Virginia’s Dominion Energy customers will get $330 million in refunds due to a settlement. On Thursday, the Virginia State Corporation Commission (SCC) approved the settlement put forward in October, closing the agency’s triennial financial review of the utility. SCC staff found that the company may have overcharged customers as much as $1.1 billion, according to a September report. Dominion Energy can deduct some items from that before issuing refunds, including a $309 million Customer Credit Reinvestment Offset (CCRO) that allows reinvestment in offshore wind, solar, and grid transformation projects.
The settlement also includes a rate reduction that will reduce customers’ bills.
“Through its order, the Commission approved customer refunds totaling $330 million and the statutory maximum annual rate reduction of $50 million. For a residential customer using 1,000 kilowatt hours (kWh) per month, this rate reduction will result in a decrease of approximately 90 cents per month beginning within 60 days of the SCC final order,” the SCC said in a press release. “In addition, a residential customer using 1,000 kWh per month will receive refunds totaling approximately $67 over the 2022-2023 period.”
In an October press release, Dominion Energy said, “The settlement agreement provides a balanced, reasonable and cost-effective approach that supports continued capital investments in Virginia in order to meet the Commonwealth’s public policy priorities and the needs of our customers.”
The $309 CCRO will go to the Coastal Virginia Offshore Wind project, according to the release.
The settlement also includes a return on equity of 9.35 percent. The SCC sets the fair ROE to make sure Dominion Energy is able to attract investment, compensate investors, and protect the company’s financial integrity while protecting the public interest. In 2019, the SCC ruled that the fair ROE should be 9.2 percent. In March, Dominion requested an ROE increase to 10.8 percent, arguing that was necessary for future investment needs. The September SCC report found that Dominion Energy earned a 13.61 percent ROE during the 2017 through 2020 earnings test period.
Dominion Energy had disputed that report, based on costs from early retirement of coal-fired generation units.

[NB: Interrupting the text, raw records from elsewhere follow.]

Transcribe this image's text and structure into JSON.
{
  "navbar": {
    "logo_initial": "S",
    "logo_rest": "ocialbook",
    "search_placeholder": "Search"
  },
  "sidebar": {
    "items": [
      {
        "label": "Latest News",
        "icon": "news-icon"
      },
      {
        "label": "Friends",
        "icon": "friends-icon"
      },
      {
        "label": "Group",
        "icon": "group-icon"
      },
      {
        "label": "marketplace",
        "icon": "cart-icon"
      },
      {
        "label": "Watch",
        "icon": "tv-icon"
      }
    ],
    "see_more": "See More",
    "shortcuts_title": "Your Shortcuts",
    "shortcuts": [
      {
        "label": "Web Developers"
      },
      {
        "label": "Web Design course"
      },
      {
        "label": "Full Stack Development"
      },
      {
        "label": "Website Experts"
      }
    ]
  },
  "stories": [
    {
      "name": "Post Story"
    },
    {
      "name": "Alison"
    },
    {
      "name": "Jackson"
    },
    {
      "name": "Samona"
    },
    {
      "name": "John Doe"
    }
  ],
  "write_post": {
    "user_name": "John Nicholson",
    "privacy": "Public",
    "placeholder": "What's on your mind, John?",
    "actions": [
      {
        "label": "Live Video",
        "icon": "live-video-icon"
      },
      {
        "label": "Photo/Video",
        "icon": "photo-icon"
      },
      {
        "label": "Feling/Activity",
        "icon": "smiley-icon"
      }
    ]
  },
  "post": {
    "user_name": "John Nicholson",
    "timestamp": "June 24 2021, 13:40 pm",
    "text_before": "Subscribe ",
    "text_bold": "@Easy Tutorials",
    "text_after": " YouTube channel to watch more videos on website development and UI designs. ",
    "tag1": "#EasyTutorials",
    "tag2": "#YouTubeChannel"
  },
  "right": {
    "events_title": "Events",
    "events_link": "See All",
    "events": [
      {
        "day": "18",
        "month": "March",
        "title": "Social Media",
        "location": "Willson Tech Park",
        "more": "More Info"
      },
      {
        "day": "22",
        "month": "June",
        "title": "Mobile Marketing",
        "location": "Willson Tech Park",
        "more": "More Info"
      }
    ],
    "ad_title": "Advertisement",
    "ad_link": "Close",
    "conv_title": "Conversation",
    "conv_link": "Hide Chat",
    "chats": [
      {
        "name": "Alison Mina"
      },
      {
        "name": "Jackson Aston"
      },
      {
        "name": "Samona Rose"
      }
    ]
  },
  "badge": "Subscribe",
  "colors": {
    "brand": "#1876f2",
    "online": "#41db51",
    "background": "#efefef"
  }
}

The utility wanted to deduct those costs from the excess profit, but the SCC report argued for a 25-year amortization period over future years. That adjustment affects when those costs are applied to the books; spreading the loss out over future years instead of applying it to the 2017-2020 would technically increase the amount of excess profit the utility had earned in the test period, triggering larger customer refunds in the near-term. The settlement provides for those costs to be amortized through December 31, 2023.
“I appreciate the thoughtful effort of all parties in reaching an agreement that puts our customers’ interests first,” Dominion Energy Virginia President Ed Baine said in the October release. “We have a lot of work ahead as we continue to build a clean energy future in Virginia. This settlement enables us to continue to keep rates affordable while creating new jobs through the development of offshore wind, solar and energy storage expansion, transformation of the grid and energy-efficiency enhancements.”